The younger marketplace is familiar with paying regular and ongoing fees because they recognize the ongoing access to advice.
As the younger generation has matured, they’ve witnessed more junk, more lies, and more scandals than any generation before. And they’ve witnessed it electronically on their phones. This has hardened them and made them into a “no-more-BS” generation.
This is especially true with finances. They want to know what you do, how good you are, how you charge, what they can expect, and how it’ll be delivered. Financial services firms must have an ongoing overlay of complete see-through transparency.
They Want It All!
Older generations frequently view financial planning and assets with compartmentalization. Often, financial instruments are separate to them. They bought from multiple parties. The insurance from one professional, the investments from another.

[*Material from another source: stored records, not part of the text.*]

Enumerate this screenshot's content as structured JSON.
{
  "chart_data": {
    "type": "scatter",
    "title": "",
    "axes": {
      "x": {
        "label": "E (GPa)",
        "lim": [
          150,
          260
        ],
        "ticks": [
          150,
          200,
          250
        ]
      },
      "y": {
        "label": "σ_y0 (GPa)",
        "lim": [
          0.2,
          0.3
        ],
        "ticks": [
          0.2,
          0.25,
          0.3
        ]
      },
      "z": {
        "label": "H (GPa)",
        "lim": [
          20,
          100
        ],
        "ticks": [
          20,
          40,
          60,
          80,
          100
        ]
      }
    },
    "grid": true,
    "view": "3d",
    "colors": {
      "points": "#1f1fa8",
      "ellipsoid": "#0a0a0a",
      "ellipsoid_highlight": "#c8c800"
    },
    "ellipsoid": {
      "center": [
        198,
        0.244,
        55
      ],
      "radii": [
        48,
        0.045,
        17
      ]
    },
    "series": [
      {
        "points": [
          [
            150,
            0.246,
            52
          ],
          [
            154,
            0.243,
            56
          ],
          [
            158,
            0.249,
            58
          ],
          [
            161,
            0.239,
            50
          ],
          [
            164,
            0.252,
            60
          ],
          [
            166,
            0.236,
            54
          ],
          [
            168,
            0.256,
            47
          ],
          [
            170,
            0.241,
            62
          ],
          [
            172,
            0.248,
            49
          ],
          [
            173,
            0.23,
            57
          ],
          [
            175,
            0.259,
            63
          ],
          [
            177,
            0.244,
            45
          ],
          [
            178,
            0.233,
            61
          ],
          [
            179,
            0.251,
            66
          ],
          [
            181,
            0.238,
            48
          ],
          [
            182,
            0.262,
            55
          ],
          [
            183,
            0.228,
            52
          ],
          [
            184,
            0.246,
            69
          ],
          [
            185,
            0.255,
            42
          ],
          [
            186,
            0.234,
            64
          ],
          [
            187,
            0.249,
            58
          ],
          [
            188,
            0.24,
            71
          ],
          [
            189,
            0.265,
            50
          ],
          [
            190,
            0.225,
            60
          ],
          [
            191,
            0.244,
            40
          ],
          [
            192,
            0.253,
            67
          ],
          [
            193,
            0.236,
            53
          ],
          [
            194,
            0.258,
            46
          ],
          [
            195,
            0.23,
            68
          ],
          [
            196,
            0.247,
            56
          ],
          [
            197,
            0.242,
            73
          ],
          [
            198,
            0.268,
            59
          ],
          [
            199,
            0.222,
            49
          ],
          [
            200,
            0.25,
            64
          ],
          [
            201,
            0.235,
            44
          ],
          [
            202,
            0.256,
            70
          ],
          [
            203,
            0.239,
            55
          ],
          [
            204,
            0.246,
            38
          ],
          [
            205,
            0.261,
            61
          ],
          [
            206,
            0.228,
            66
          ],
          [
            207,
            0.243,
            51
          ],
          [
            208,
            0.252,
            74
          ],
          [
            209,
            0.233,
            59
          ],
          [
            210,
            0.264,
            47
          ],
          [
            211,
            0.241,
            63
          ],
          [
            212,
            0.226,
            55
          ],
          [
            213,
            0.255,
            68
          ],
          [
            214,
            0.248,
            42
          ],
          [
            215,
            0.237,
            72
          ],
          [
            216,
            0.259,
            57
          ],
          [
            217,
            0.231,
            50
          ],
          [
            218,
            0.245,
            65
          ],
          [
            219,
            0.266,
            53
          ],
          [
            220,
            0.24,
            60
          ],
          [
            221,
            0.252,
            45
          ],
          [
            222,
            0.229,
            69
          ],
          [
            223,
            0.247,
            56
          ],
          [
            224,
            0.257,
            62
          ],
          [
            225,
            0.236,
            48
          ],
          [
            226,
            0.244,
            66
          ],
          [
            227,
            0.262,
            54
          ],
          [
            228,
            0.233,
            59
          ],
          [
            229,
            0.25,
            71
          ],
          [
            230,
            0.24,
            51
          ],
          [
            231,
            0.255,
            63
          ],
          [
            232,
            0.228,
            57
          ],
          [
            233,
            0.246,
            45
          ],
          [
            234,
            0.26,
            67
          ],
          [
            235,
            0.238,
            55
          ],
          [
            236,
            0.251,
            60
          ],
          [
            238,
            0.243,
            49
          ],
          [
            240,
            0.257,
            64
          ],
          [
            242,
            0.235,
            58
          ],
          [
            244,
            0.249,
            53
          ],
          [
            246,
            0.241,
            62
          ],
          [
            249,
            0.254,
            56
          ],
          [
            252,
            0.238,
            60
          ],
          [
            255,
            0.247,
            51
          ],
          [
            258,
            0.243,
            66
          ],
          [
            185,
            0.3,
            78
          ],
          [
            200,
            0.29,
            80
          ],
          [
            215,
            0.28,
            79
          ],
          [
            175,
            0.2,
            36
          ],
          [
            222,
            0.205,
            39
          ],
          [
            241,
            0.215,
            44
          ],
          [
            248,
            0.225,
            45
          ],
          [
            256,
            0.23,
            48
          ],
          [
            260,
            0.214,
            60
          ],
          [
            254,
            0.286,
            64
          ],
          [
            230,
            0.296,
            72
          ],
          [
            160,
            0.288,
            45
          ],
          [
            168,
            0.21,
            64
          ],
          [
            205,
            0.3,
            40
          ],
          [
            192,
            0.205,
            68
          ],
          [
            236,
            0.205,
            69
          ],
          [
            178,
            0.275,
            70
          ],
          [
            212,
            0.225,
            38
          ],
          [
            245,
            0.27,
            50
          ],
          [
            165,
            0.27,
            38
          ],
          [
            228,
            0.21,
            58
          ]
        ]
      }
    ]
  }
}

Younger generations want it all from one source, and they don’t have a predisposition against insurance products like their parents. In fact, with the more risk-off mentality of some younger investors, insurance products have real value. Especially those with market correlating accumulation options.
They want to be surrounded by a personal plan. A living plan that transforms to a death plan at their demise. This plan is universal, integrated, and regularly pivots. Remember nimbleness earlier? The same applies to the plan.

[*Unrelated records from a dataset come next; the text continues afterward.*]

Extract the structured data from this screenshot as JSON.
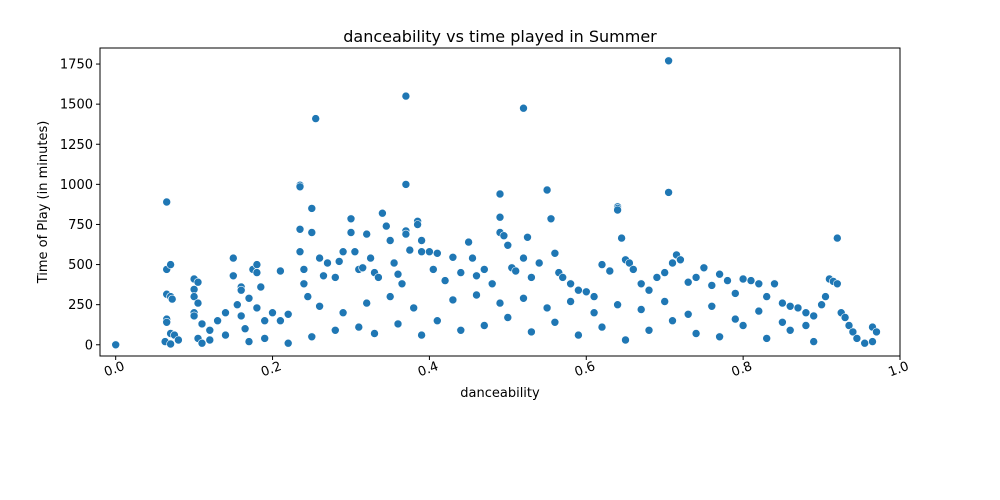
{
  "chart_data": {
    "type": "scatter",
    "title": "danceability vs time played in Summer",
    "xlabel": "danceability",
    "ylabel": "Time of Play (in minutes)",
    "xlim": [
      -0.02,
      1.0
    ],
    "ylim": [
      -70,
      1850
    ],
    "x_ticks": [
      0.0,
      0.2,
      0.4,
      0.6,
      0.8,
      1.0
    ],
    "x_tick_labels": [
      "0.0",
      "0.2",
      "0.4",
      "0.6",
      "0.8",
      "1.0"
    ],
    "y_ticks": [
      0,
      250,
      500,
      750,
      1000,
      1250,
      1500,
      1750
    ],
    "y_tick_labels": [
      "0",
      "250",
      "500",
      "750",
      "1000",
      "1250",
      "1500",
      "1750"
    ],
    "x_tick_rotation_deg": 20,
    "grid": false,
    "marker_color": "#1f77b4",
    "marker_edge_color": "#ffffff",
    "series": [
      {
        "points": [
          [
            0.0,
            0
          ],
          [
            0.065,
            890
          ],
          [
            0.065,
            470
          ],
          [
            0.07,
            500
          ],
          [
            0.065,
            315
          ],
          [
            0.07,
            300
          ],
          [
            0.072,
            285
          ],
          [
            0.065,
            160
          ],
          [
            0.065,
            140
          ],
          [
            0.07,
            70
          ],
          [
            0.075,
            60
          ],
          [
            0.063,
            20
          ],
          [
            0.07,
            5
          ],
          [
            0.08,
            30
          ],
          [
            0.1,
            410
          ],
          [
            0.1,
            345
          ],
          [
            0.1,
            300
          ],
          [
            0.105,
            390
          ],
          [
            0.105,
            260
          ],
          [
            0.1,
            200
          ],
          [
            0.1,
            180
          ],
          [
            0.11,
            130
          ],
          [
            0.12,
            90
          ],
          [
            0.105,
            40
          ],
          [
            0.11,
            10
          ],
          [
            0.13,
            150
          ],
          [
            0.14,
            200
          ],
          [
            0.15,
            540
          ],
          [
            0.15,
            430
          ],
          [
            0.16,
            360
          ],
          [
            0.16,
            340
          ],
          [
            0.155,
            250
          ],
          [
            0.16,
            180
          ],
          [
            0.165,
            100
          ],
          [
            0.17,
            290
          ],
          [
            0.175,
            470
          ],
          [
            0.18,
            500
          ],
          [
            0.18,
            450
          ],
          [
            0.185,
            360
          ],
          [
            0.18,
            230
          ],
          [
            0.19,
            150
          ],
          [
            0.2,
            200
          ],
          [
            0.21,
            460
          ],
          [
            0.21,
            150
          ],
          [
            0.22,
            190
          ],
          [
            0.235,
            995
          ],
          [
            0.235,
            985
          ],
          [
            0.235,
            720
          ],
          [
            0.235,
            580
          ],
          [
            0.24,
            470
          ],
          [
            0.24,
            380
          ],
          [
            0.245,
            300
          ],
          [
            0.25,
            850
          ],
          [
            0.25,
            700
          ],
          [
            0.255,
            1410
          ],
          [
            0.26,
            540
          ],
          [
            0.265,
            430
          ],
          [
            0.27,
            510
          ],
          [
            0.28,
            420
          ],
          [
            0.285,
            520
          ],
          [
            0.29,
            580
          ],
          [
            0.3,
            785
          ],
          [
            0.3,
            700
          ],
          [
            0.305,
            580
          ],
          [
            0.31,
            470
          ],
          [
            0.315,
            480
          ],
          [
            0.32,
            690
          ],
          [
            0.325,
            540
          ],
          [
            0.33,
            450
          ],
          [
            0.335,
            420
          ],
          [
            0.34,
            820
          ],
          [
            0.345,
            740
          ],
          [
            0.35,
            650
          ],
          [
            0.355,
            510
          ],
          [
            0.36,
            440
          ],
          [
            0.365,
            380
          ],
          [
            0.37,
            1550
          ],
          [
            0.37,
            1000
          ],
          [
            0.37,
            710
          ],
          [
            0.37,
            690
          ],
          [
            0.375,
            590
          ],
          [
            0.385,
            770
          ],
          [
            0.385,
            750
          ],
          [
            0.39,
            650
          ],
          [
            0.39,
            580
          ],
          [
            0.4,
            580
          ],
          [
            0.405,
            470
          ],
          [
            0.41,
            570
          ],
          [
            0.42,
            400
          ],
          [
            0.43,
            545
          ],
          [
            0.44,
            450
          ],
          [
            0.45,
            640
          ],
          [
            0.455,
            540
          ],
          [
            0.46,
            430
          ],
          [
            0.47,
            470
          ],
          [
            0.48,
            380
          ],
          [
            0.49,
            940
          ],
          [
            0.49,
            795
          ],
          [
            0.49,
            700
          ],
          [
            0.495,
            680
          ],
          [
            0.5,
            620
          ],
          [
            0.505,
            480
          ],
          [
            0.51,
            460
          ],
          [
            0.52,
            1475
          ],
          [
            0.52,
            540
          ],
          [
            0.525,
            670
          ],
          [
            0.53,
            420
          ],
          [
            0.54,
            510
          ],
          [
            0.55,
            965
          ],
          [
            0.555,
            785
          ],
          [
            0.56,
            570
          ],
          [
            0.565,
            450
          ],
          [
            0.57,
            420
          ],
          [
            0.58,
            380
          ],
          [
            0.59,
            340
          ],
          [
            0.6,
            330
          ],
          [
            0.61,
            300
          ],
          [
            0.62,
            500
          ],
          [
            0.63,
            460
          ],
          [
            0.64,
            860
          ],
          [
            0.64,
            850
          ],
          [
            0.64,
            840
          ],
          [
            0.645,
            665
          ],
          [
            0.65,
            530
          ],
          [
            0.655,
            510
          ],
          [
            0.66,
            470
          ],
          [
            0.67,
            380
          ],
          [
            0.68,
            340
          ],
          [
            0.69,
            420
          ],
          [
            0.7,
            450
          ],
          [
            0.705,
            1770
          ],
          [
            0.705,
            950
          ],
          [
            0.71,
            510
          ],
          [
            0.715,
            560
          ],
          [
            0.72,
            530
          ],
          [
            0.73,
            390
          ],
          [
            0.74,
            420
          ],
          [
            0.75,
            480
          ],
          [
            0.76,
            370
          ],
          [
            0.77,
            440
          ],
          [
            0.78,
            400
          ],
          [
            0.79,
            320
          ],
          [
            0.8,
            410
          ],
          [
            0.81,
            400
          ],
          [
            0.82,
            380
          ],
          [
            0.83,
            300
          ],
          [
            0.84,
            380
          ],
          [
            0.85,
            260
          ],
          [
            0.86,
            240
          ],
          [
            0.87,
            230
          ],
          [
            0.88,
            200
          ],
          [
            0.89,
            180
          ],
          [
            0.9,
            250
          ],
          [
            0.905,
            300
          ],
          [
            0.91,
            410
          ],
          [
            0.915,
            395
          ],
          [
            0.92,
            380
          ],
          [
            0.92,
            665
          ],
          [
            0.925,
            200
          ],
          [
            0.93,
            170
          ],
          [
            0.935,
            120
          ],
          [
            0.94,
            80
          ],
          [
            0.945,
            40
          ],
          [
            0.955,
            10
          ],
          [
            0.965,
            110
          ],
          [
            0.97,
            80
          ],
          [
            0.965,
            20
          ],
          [
            0.12,
            30
          ],
          [
            0.14,
            60
          ],
          [
            0.17,
            20
          ],
          [
            0.19,
            40
          ],
          [
            0.22,
            10
          ],
          [
            0.25,
            50
          ],
          [
            0.28,
            90
          ],
          [
            0.31,
            110
          ],
          [
            0.33,
            70
          ],
          [
            0.36,
            130
          ],
          [
            0.39,
            60
          ],
          [
            0.41,
            150
          ],
          [
            0.44,
            90
          ],
          [
            0.47,
            120
          ],
          [
            0.5,
            170
          ],
          [
            0.53,
            80
          ],
          [
            0.56,
            140
          ],
          [
            0.59,
            60
          ],
          [
            0.62,
            110
          ],
          [
            0.65,
            30
          ],
          [
            0.68,
            90
          ],
          [
            0.71,
            150
          ],
          [
            0.74,
            70
          ],
          [
            0.77,
            50
          ],
          [
            0.8,
            120
          ],
          [
            0.83,
            40
          ],
          [
            0.86,
            90
          ],
          [
            0.89,
            20
          ],
          [
            0.26,
            240
          ],
          [
            0.29,
            200
          ],
          [
            0.32,
            260
          ],
          [
            0.35,
            300
          ],
          [
            0.38,
            230
          ],
          [
            0.43,
            280
          ],
          [
            0.46,
            310
          ],
          [
            0.49,
            260
          ],
          [
            0.52,
            290
          ],
          [
            0.55,
            230
          ],
          [
            0.58,
            270
          ],
          [
            0.61,
            200
          ],
          [
            0.64,
            250
          ],
          [
            0.67,
            220
          ],
          [
            0.7,
            270
          ],
          [
            0.73,
            190
          ],
          [
            0.76,
            240
          ],
          [
            0.79,
            160
          ],
          [
            0.82,
            210
          ],
          [
            0.85,
            140
          ],
          [
            0.88,
            120
          ]
        ]
      }
    ]
  }
}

Returns are back! Many independent financial professionals have gotten away from alpha as a goal. As it’s been too hard to beat the array of index options, the sentiment over the years has been median returns with more-emphasis on preservation.

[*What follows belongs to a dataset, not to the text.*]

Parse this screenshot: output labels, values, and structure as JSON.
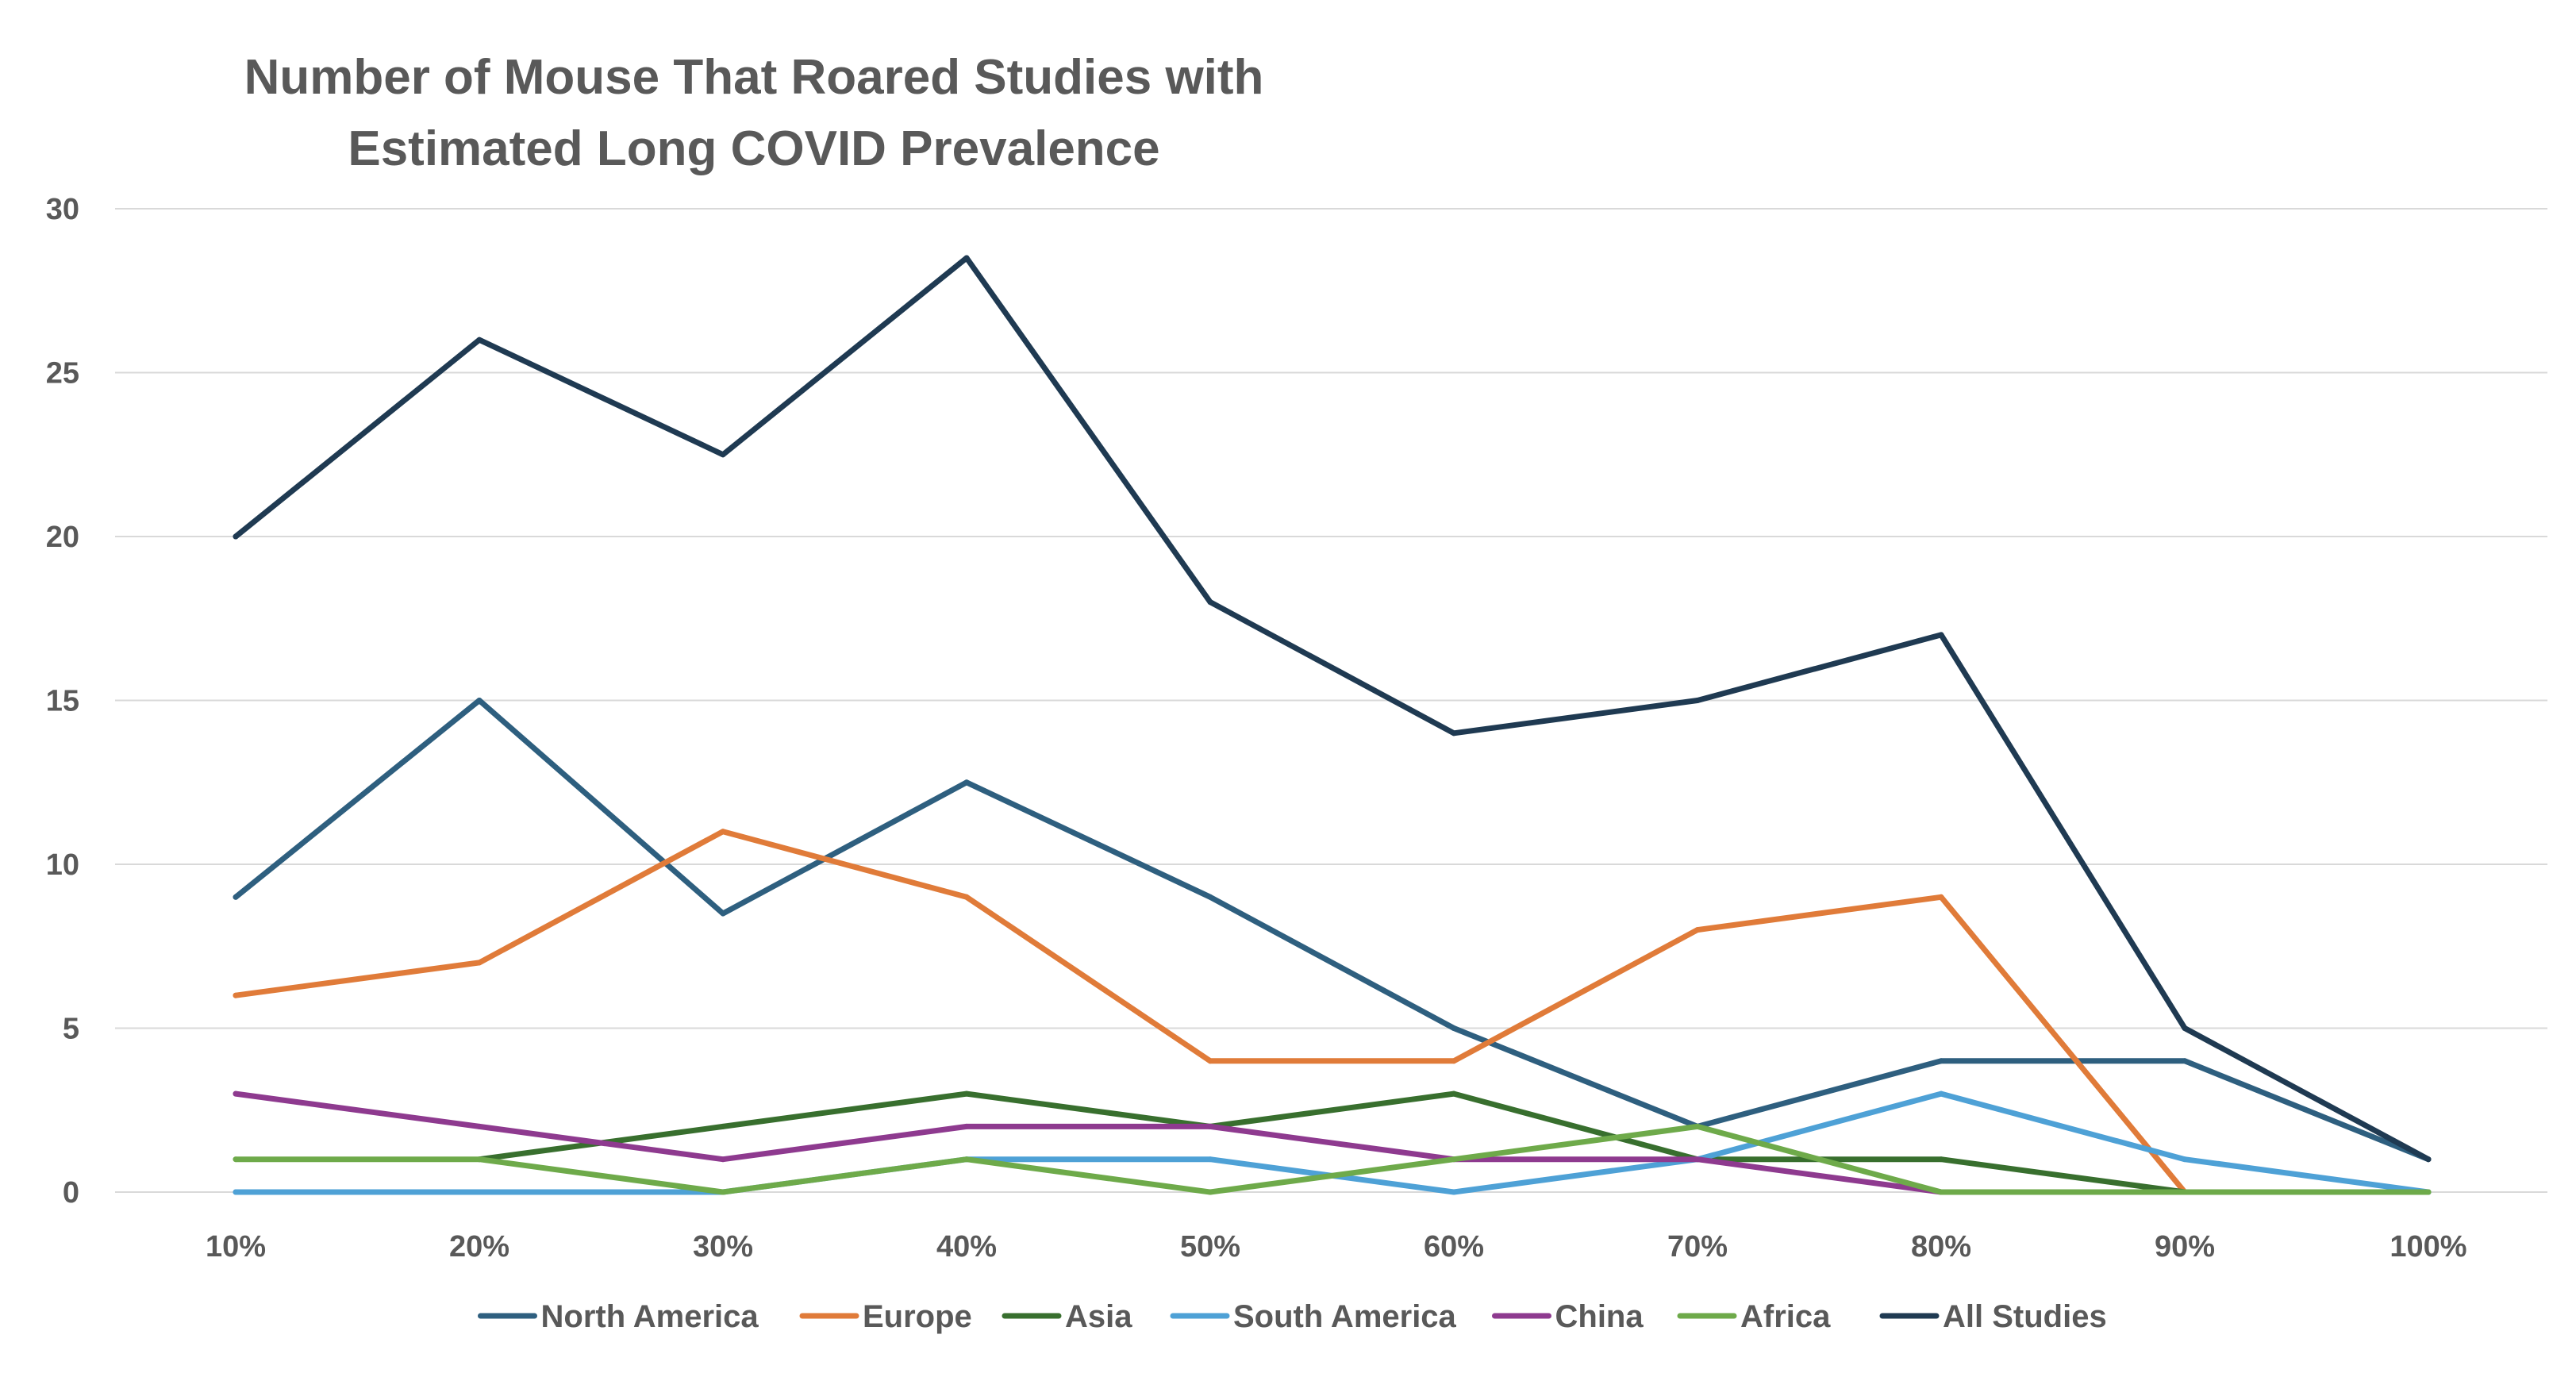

Younger investors have all been witness to this market run-up. Younger investors won’t accept a lack of attempt at alpha and not talking about it transparently. Regardless of “gravity always wins,” everything from TikTok and Robinhood to options trading has made returns fashionable once again.
Giving back is likely the most important shift. Impact, social governance, and good-old giving. Younger investors are all about the impact they’ll make in this world, and how their money can help do that.
They want to know what the companies they’re investing in are doing with their social impact and the same with their financial services firm. They’re looking at impact investing, and they want to be impactful via junior boards. They want to give their time and their money. And, young investors want the firm they’re with to do the same.
It’s with conviction we posit every financial services firm should create a special ongoing internal task force to be attentive to this opportunity. It’s paramount this task force be proactive and not wait to be discovered. Younger investors are interested in their firm’s aggressiveness in social planning.
The future investor is here. This younger investor will require more from the firms they choose to invest with. The wealth will land with them. Appropriate changes now can lead to massive inflows and opportunities for financial services firms that choose to adjust with an everlasting nimble mindset.
This will require adjustments to service and offerings, newly defined revenue models, ensuring the inclusion of all investment and insurance products, perpetual planning, seeking alpha, and last but most important, an outreach plan for helping the world.
The good news is this won’t be required overnight. There’s still time to begin. Those firms that can take their new modeling to market fastest will have the first shot and amazing opportunity.
The content within this article is intended for informational purposes only and does not represent legal, tax or investment advice. This article does not represent an offer to buy, sell, replace or exchange any product. The views and opinions expressed herein are those of the author and may not necessarily reflect those of Financial Independence Group, LLC or its affiliates.